Question

A graph between $\log {{t}_{1/2}}$ ​and log a (abscissa), 'a' is the initial concentration of A in the given reaction. For the reaction, $A\to \text{Product}$ , the rate law is:-

(A)$\dfrac{-d[A]}{dt}=K$
(B)$\dfrac{-d[A]}{dt}=K[A]$
(C)$\dfrac{-d[A]}{dt}=K{{[A]}^{2}}$
(D)$\dfrac{-d[A]}{dt}=K{{[A]}^{3}}$

Answer 1

Hint: The half-life of a reaction can be described as the amount of time required for a reactant concentration to decrease by half compared to its initial concentration. We will attempt this question by using the half time mathematical relation with initial concentration and convert it into a logarithmic equation as per the requirement of the graph and compare the values to get the desired answer.

Formula used:
The half-time relation with initial concentration is as follows:-
 ${{t}_{1/2}}=K{{a}^{1-n}}$
where,
n = order of the reaction.
K = rate constant
a = initial concentration of a substance.
${{t}_{1/2}}$ = half-life of the reaction

Complete step-by-step answer:
As we know that half-life is the time required for a quantity to reduce to half of its initial concentration. For any order of kinetics, the half-life relation with concentration is shown below:-
${{t}_{1/2}}=K{{a}^{1-n}}$
-Now we will convert this relation into logarithmic equation so as to compare it to the given graph:-
$\begin{align}
 & \Rightarrow {{t}_{1/2}}=K{{a}^{1-n}} \\
 & \text{On taking log both sides:} \\
 & \Rightarrow \log {{t}_{1/2}}=\log (K{{a}^{1-n}}) \\
 & \Rightarrow \log {{t}_{1/2}}=\log K+\log {{a}^{1-n}}\text{ (as log AB = log A+log B)} \\
 & \Rightarrow \log {{t}_{1/2}}=\log K+(1-n)\log a\text{ (as log}{{\text{A}}^{x}}\text{ = xlogA)} \\
\end{align}$
-Since this is a straight line graph y = mx+c where m is the slope and c is the intercept. On comparing the above equation with straight line equation we get:-
Slope = (1-n)
Now let us take the help of given graph to determine the order of reaction:-

As it is given that slope = -1
Therefore, (1-n) = 1
And order of reaction (n) is = 2
-The rate law for a chemical reaction is an expression that provides the relationship between the concentration of the participating reactants and the rate of reaction.
For second order reaction, the rate law is: $\dfrac{-d[A]}{dt}=K{{[A]}^{2}}$

So, the correct answer is “Option C”.

Note:
The misunderstandings we have while solving kinetics questions are as follows:
(A)Order of a reaction is equal to the molecularity of the reaction.
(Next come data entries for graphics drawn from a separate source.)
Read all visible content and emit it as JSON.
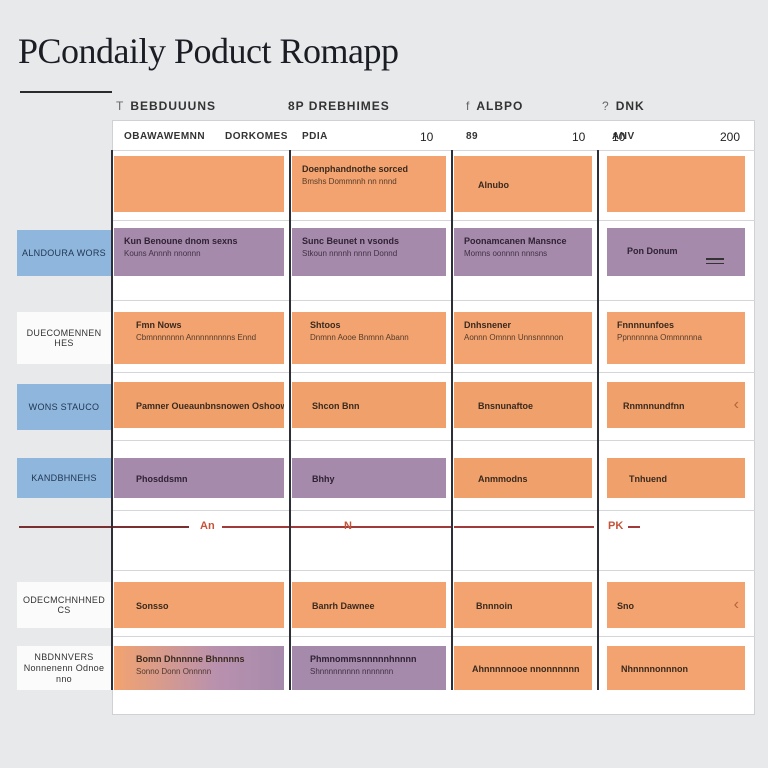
{
  "title": "PCondaily Poduct Romapp",
  "columns": [
    {
      "header": "BEBDUUUNS",
      "icon": "T",
      "subheads": [
        "OBAWAWEMNN",
        "DORKOMES"
      ],
      "number": "10"
    },
    {
      "header": "8P DREBHIMES",
      "icon": "",
      "subheads": [
        "PDIA"
      ],
      "number": "10"
    },
    {
      "header": "ALBPO",
      "icon": "f",
      "subheads": [
        "89"
      ],
      "number": "10"
    },
    {
      "header": "DNK",
      "icon": "?",
      "subheads": [
        "ANV"
      ],
      "number": "200"
    }
  ],
  "lanes": [
    {
      "label": "",
      "cards": [
        {
          "title": "",
          "sub": "",
          "color": "orange"
        },
        {
          "title": "Doenphandnothe sorced",
          "sub": "Bmshs Dommnnh nn nnnd",
          "color": "orange"
        },
        {
          "title": "Alnubo",
          "sub": "",
          "color": "orange"
        },
        {
          "title": "",
          "sub": "",
          "color": "orange"
        }
      ]
    },
    {
      "label": "ALNDOURA WORS",
      "cards": [
        {
          "title": "Kun Benoune dnom sexns",
          "sub": "Kouns Annnh nnonnn",
          "color": "purple"
        },
        {
          "title": "Sunc Beunet n vsonds",
          "sub": "Stkoun nnnnh nnnn Donnd",
          "color": "purple"
        },
        {
          "title": "Poonamcanen Mansnce",
          "sub": "Momns oonnnn nnnsns",
          "color": "purple"
        },
        {
          "title": "Pon Donum",
          "sub": "",
          "color": "purple"
        }
      ]
    },
    {
      "label": "DUECOMENNEN HES",
      "cards": [
        {
          "title": "Fmn Nows",
          "sub": "Cbmnnnnnnn Annnnnnnnns Ennd",
          "color": "orange"
        },
        {
          "title": "Shtoos",
          "sub": "Dnmnn Aooe Bnmnn Abann",
          "color": "orange"
        },
        {
          "title": "Dnhsnener",
          "sub": "Aonnn Omnnn Unnsnnnnon",
          "color": "orange"
        },
        {
          "title": "Fnnnnunfoes",
          "sub": "Ppnnnnnna Ommnnnna",
          "color": "orange"
        }
      ]
    },
    {
      "label": "WONS STAUCO",
      "cards": [
        {
          "title": "Pamner Oueaunbnsnowen Oshoow",
          "sub": "",
          "color": "orange2"
        },
        {
          "title": "Shcon Bnn",
          "sub": "",
          "color": "orange2"
        },
        {
          "title": "Bnsnunaftoe",
          "sub": "",
          "color": "orange2"
        },
        {
          "title": "Rnmnnundfnn",
          "sub": "",
          "color": "orange2"
        }
      ]
    },
    {
      "label": "KANDBHNEHS",
      "cards": [
        {
          "title": "Phosddsmn",
          "sub": "",
          "color": "purple"
        },
        {
          "title": "Bhhy",
          "sub": "",
          "color": "purple"
        },
        {
          "title": "Anmmodns",
          "sub": "",
          "color": "orange2"
        },
        {
          "title": "Tnhuend",
          "sub": "",
          "color": "orange2"
        }
      ]
    },
    {
      "label": "ODECMCHNHNED CS",
      "cards": [
        {
          "title": "Sonsso",
          "sub": "",
          "color": "orange"
        },
        {
          "title": "Banrh Dawnee",
          "sub": "",
          "color": "orange"
        },
        {
          "title": "Bnnnoin",
          "sub": "",
          "color": "orange"
        },
        {
          "title": "Sno",
          "sub": "",
          "color": "orange"
        }
      ]
    },
    {
      "label": "NBDNNVERS",
      "label2": "Nonnenenn Odnoe nno",
      "cards": [
        {
          "title": "Bomn Dhnnnne Bhnnnns",
          "sub": "Sonno Donn Onnnnn",
          "color": "purple"
        },
        {
          "title": "Phmnommsnnnnnhnnnn",
          "sub": "Shnnnnnnnnn nnnnnnn",
          "color": "purple"
        },
        {
          "title": "Ahnnnnnooe nnonnnnnn",
          "sub": "",
          "color": "orange"
        },
        {
          "title": "Nhnnnnonnnon",
          "sub": "",
          "color": "orange"
        }
      ]
    }
  ],
  "divider_labels": [
    "An",
    "N",
    "PK"
  ],
  "colors": {
    "orange": "#f2a370",
    "purple": "#a68aac",
    "blue_label": "#8fb6dd"
  }
}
This is true but only for elementary reaction, not for complex reactions as molecularity is a positive integral value whereas order can be zero, negative, positive or fractional.
(B)We should not forget to consider stoichiometry while writing or using the rate expression or our obtained results will be wrong.